Making Chastity Sexy: The Rhetoric of Evangelical Abstinence Campaigns
- Author: Christine Gardner
- Language: English
- Subject: Evangelical sexual abstinence teachings
- Publisher: University of California Press
- Publication place: United States
- Awards: Stephen E. Lucas Debut Publication Award
- ISBN: 978-0-520-26727-5

= Making Chastity Sexy =

2011 book by Christine Gardner

Making Chastity Sexy: The Rhetoric of Evangelical Abstinence Campaigns is a 2011 book by Christine Gardner, a professor at Wheaton College. In it, Gardner states that sexual abstinence teachings by evangelicals are currently "using sex to sell abstinence" by promising more satisfying sexual activity within marriage for those who abstain from premarital sex; she argues that this rhetoric reinforces selfish desires for gratification, sets people up for divorce and dissatisfaction with marriage, and simply adapts "secular forms for religious ends".

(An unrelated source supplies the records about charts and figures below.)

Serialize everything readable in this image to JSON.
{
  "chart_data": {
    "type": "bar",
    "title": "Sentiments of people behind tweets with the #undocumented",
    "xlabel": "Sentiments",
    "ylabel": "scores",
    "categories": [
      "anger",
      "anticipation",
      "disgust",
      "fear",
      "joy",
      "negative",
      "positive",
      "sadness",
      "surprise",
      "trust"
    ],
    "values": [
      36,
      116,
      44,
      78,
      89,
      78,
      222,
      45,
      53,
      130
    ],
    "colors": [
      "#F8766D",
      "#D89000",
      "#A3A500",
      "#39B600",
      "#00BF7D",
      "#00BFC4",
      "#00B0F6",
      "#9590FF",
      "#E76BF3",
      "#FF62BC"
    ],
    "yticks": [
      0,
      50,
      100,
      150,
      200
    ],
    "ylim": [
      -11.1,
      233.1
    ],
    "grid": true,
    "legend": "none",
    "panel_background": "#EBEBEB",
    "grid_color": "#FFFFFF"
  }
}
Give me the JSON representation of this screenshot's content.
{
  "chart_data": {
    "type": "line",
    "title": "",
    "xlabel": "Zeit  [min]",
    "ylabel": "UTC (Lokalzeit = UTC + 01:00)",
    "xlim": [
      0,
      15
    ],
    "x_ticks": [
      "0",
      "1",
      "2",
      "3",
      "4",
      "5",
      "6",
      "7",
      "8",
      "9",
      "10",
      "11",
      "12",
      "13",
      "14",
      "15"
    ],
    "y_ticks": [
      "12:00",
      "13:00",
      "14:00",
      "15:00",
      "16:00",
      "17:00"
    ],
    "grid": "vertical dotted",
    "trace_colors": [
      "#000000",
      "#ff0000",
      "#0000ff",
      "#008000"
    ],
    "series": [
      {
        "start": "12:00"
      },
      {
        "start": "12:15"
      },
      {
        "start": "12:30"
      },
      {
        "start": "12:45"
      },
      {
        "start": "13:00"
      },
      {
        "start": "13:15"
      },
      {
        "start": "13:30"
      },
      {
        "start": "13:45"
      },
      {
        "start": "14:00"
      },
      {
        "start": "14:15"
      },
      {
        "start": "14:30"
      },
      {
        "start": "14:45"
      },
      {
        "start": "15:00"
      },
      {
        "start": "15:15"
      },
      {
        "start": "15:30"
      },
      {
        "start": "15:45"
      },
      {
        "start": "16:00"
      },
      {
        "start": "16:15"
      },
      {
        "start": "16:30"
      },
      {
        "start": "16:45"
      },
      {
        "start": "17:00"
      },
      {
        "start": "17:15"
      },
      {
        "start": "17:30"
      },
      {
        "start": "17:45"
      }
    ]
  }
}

The book investigates three evangelical organizations that advocate sexual abstinence: Silver Ring Thing, True Love Waits, and Pure Freedom. In addition to these United States–based sexual abstinence organizations, the book studies one Africa-based sexual abstinence organization. The image on the book cover depicts a female human abdomen exposed by a crop top and low-rise jeans; a navel piercing is encircled by a tattoo of the words "True Love Waits" in cursive. In preparation for writing the book, Gardner spent five years doing research at chastity events in various locations in both the United States and sub-Saharan Africa.

Frank Schaeffer called the book "important and perceptive in a profound way". In 2012, Making Chastity Sexy won the Stephen E. Lucas Debut Publication Award for a scholarly monograph or book in the field of communication studies.